日本国憲法を「押しつけ憲法論」で簡単に片付けてしまっていることだ。

この辺り、ある程度、憲法史に理解のある人なら、
1)マッカーサー草案は民間の憲法試案(憲法研究会案、高野岩三郎案)を参考にしていること
2)草案には国会の審議、日本政府や極東委員会の要求などによってさまざまな重大な修正が加わったこと、を知っているだろう。単に米国が作成したまんまではない。この辺りは、定評のある本、たとえば古関彰一『新憲法の誕生』(1995年、中公文庫、後に加筆修正の上『日本国憲法の誕生』(2009年、岩波現代文庫))などを読めばよろしかろう(俺個人は読んでないんだけど)。 

奇想天外なのは、60年安保闘争全学連アメリカの意を受けた財界から資金提供を受けていたという孫崎の陰謀論だ。

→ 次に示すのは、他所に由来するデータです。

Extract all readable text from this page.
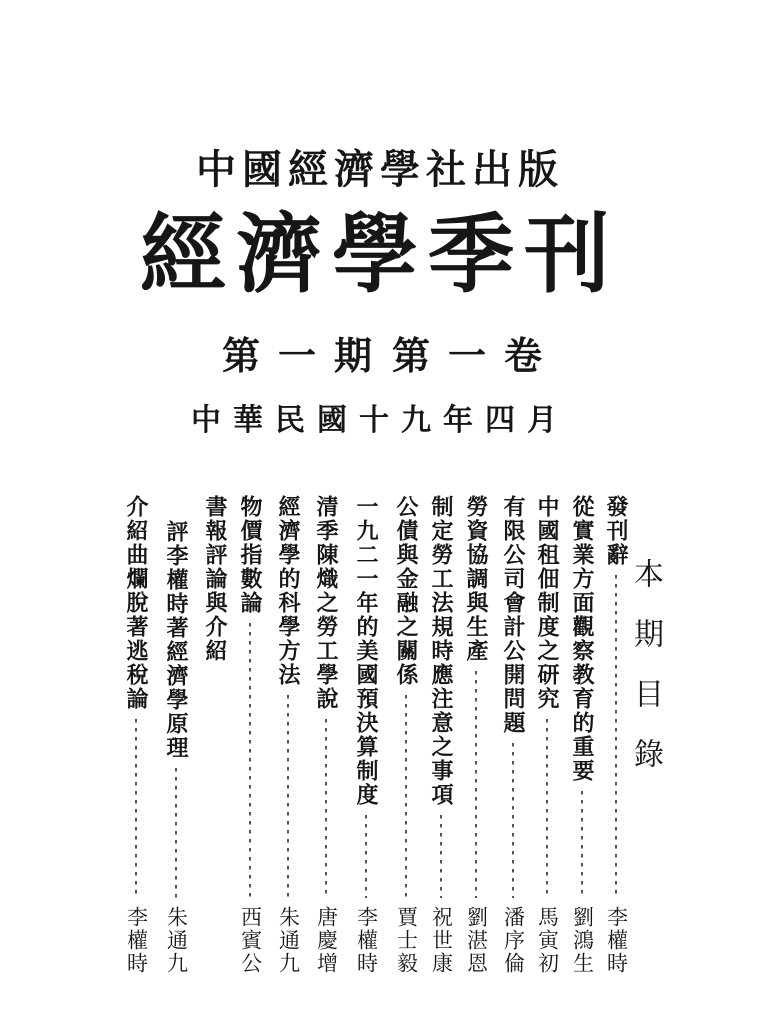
中國經濟學社出版
經濟學季刊
第一卷
第一期
中華民國十九年四月
本期目錄
發刊辭
李權時
從實業方面觀察教育的重要
劉鴻生
中國租佃制度之研究
馬寅初
有限公司會計公開問題
潘序倫
勞資協調與生產
劉湛恩
制定勞工法規時應注意之事項
祝世康
公債與金融之關係
賈士毅
一九二一年的美國預決算制度
李權時
清季陳熾之勞工學說
唐慶增
經濟學的科學方法
朱通九
物價指數論
西賓公
書報評論與介紹
評李權時著經濟學原理
朱通九
介紹曲爛脫著逃稅論
李權時
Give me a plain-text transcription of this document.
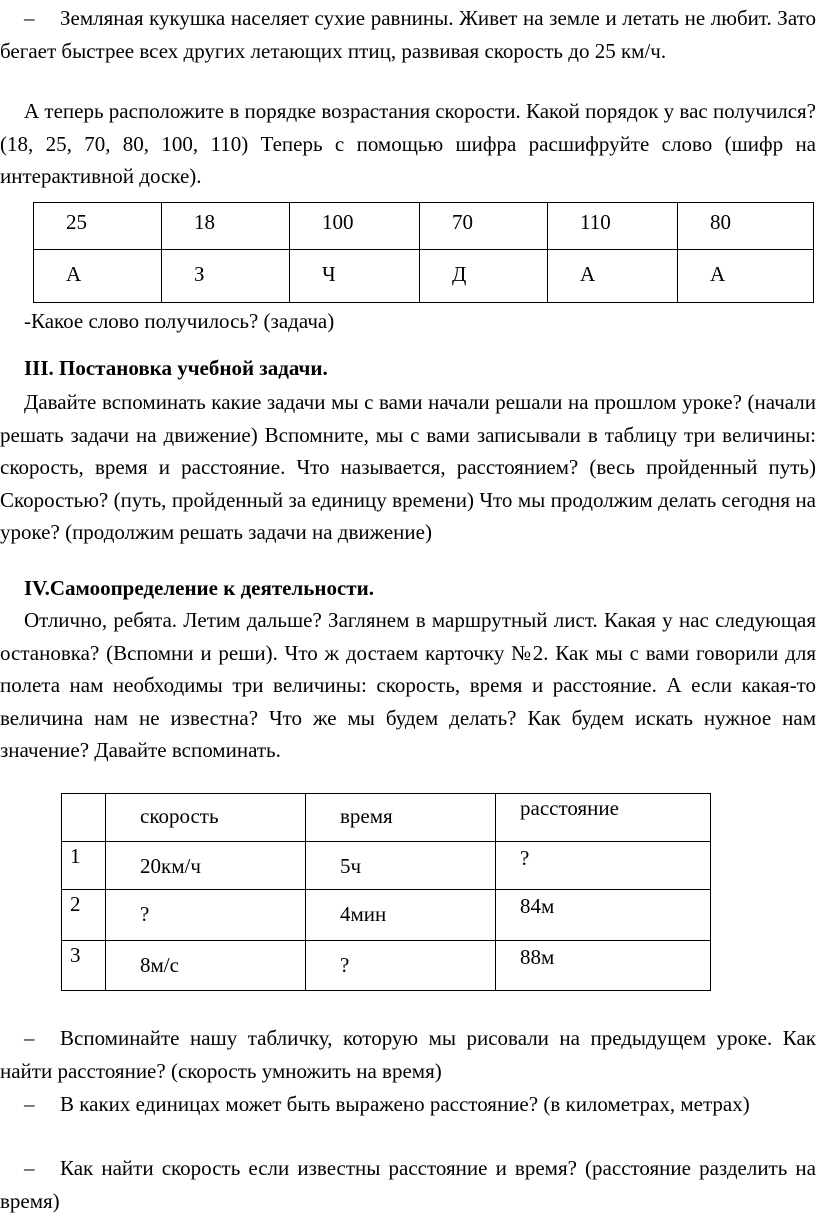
– Земляная кукушка населяет сухие равнины. Живет на земле и летать не любит. Зато бегает быстрее всех других летающих птиц, развивая скорость до 25 км/ч.

А теперь расположите в порядке возрастания скорости. Какой порядок у вас получился? (18, 25, 70, 80, 100, 110) Теперь с помощью шифра расшифруйте слово (шифр на интерактивной доске).

25	18	100	70	110	80
А	З	Ч	Д	А	А

-Какое слово получилось? (задача)

III. Постановка учебной задачи.

Давайте вспоминать какие задачи мы с вами начали решали на прошлом уроке? (начали решать задачи на движение) Вспомните, мы с вами записывали в таблицу три величины: скорость, время и расстояние. Что называется, расстоянием? (весь пройденный путь) Скоростью? (путь, пройденный за единицу времени) Что мы продолжим делать сегодня на уроке? (продолжим решать задачи на движение)

IV.Самоопределение к деятельности.

Отлично, ребята. Летим дальше? Заглянем в маршрутный лист. Какая у нас следующая остановка? (Вспомни и реши). Что ж достаем карточку №2. Как мы с вами говорили для полета нам необходимы три величины: скорость, время и расстояние. А если какая-то величина нам не известна? Что же мы будем делать? Как будем искать нужное нам значение? Давайте вспоминать.

	скорость	время	расстояние
1	20км/ч	5ч	?
2	?	4мин	84м
3	8м/с	?	88м

– Вспоминайте нашу табличку, которую мы рисовали на предыдущем уроке. Как найти расстояние? (скорость умножить на время)

– В каких единицах может быть выражено расстояние? (в километрах, метрах)

– Как найти скорость если известны расстояние и время? (расстояние разделить на время)
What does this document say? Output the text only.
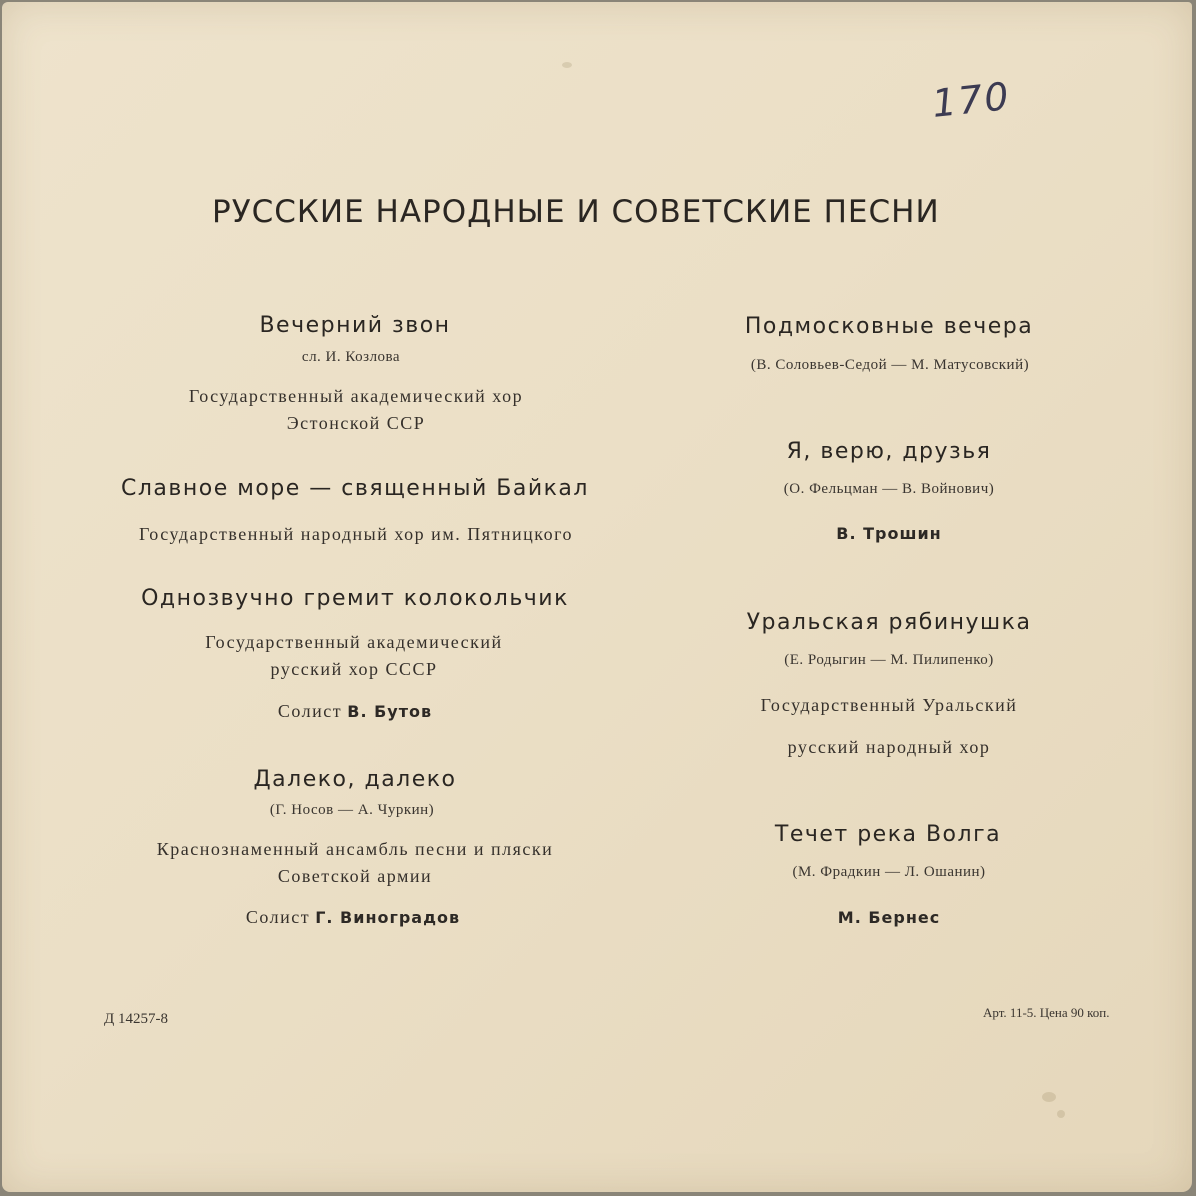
170
РУССКИЕ НАРОДНЫЕ И СОВЕТСКИЕ ПЕСНИ
Вечерний звон
сл. И. Козлова
Государственный академический хор
Эстонской ССР
Славное море — священный Байкал
Государственный народный хор им. Пятницкого
Однозвучно гремит колокольчик
Государственный академический
русский хор СССР
Солист В. Бутов
Далеко, далеко
(Г. Носов — А. Чуркин)
Краснознаменный ансамбль песни и пляски
Советской армии
Солист Г. Виноградов
Подмосковные вечера
(В. Соловьев-Седой — М. Матусовский)
Я, верю, друзья
(О. Фельцман — В. Войнович)
В. Трошин
Уральская рябинушка
(Е. Родыгин — М. Пилипенко)
Государственный Уральский
русский народный хор
Течет река Волга
(М. Фрадкин — Л. Ошанин)
М. Бернес
Д 14257-8	Арт. 11-5. Цена 90 коп.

 一応お断りしておくと財界からもらってたかどうかは知らないが、当時の全学連が反共右翼・田中清玄から金をもらってたことは事実だ。田中の資金提供理由は俺はよく知らないが「敵(岸)の敵は味方」ということだろうか。
 孫崎の陰謀論はたぶんそれが元ネタだろう。俺の理解ではそのため既成左翼(特に共産党)から当時の全学連はめちゃくちゃ評判が悪い。そういうことにid:kojitaken氏が全く触れないのはどうかと思う。大体安保闘争は当時の全学連「だけ」が運動してたわけではなく「既成左翼(社会党共産党、総評など)」や「リベラル保守丸山真男など)」も運動してたので全学連をdisる孫崎の行為は安保闘争評価に何の逆転ももたらさないし、むしろ全学連に批判的な党派からすれば「全学連安保闘争の全て」として孫崎が全学連以外を無視しない限り、「勝手にどうぞ」だろう。

島成郎(ウィキペ「島成郎」参照)
 安保闘争当時の全学連書記長。のち田中清玄からの資金供与をマスコミ報道され、共産党をはじめ内外から強い批判をうけ、運動の前線からは撤退を余儀なくされる。1964年、東京大学医学部卒。闘争終息後は地域医療に尽力。北海道鶴居村養生邑病院名誉院長、北海道苫小牧植苗病院副院長、沖縄本部記念病院医療顧問、同病院やんばる所長を歴任。
■田中清玄との関係
 右翼活動家田中清玄が1960年(昭和35年)『文藝春秋』1月号に「武装テロと母:全学連指導者諸君に訴える」という文章を発表した。このなかで田中は全学連安保闘争に共感を示しつつ、その限界を批判した。これを読んだ島が田中からの資金カンパを思いついて田中を訪れ、田中はこれに応じた。唐牛健太郎(当時の全学連委員長)はのちに田中の企業に就職する。1963年、TBSラジオが『ゆがんだ青春/全学連闘士のその後』(吉永春子)を放送し、島や唐牛ら全学連が田中から資金援助をうけていたことが報じられる。日本共産党は『赤旗』で「右翼・田中と結びついていた」として全学連を連日批判した。また、島は田中を通じて山口組三代組長・田岡一雄からも、資金援助をうけたという。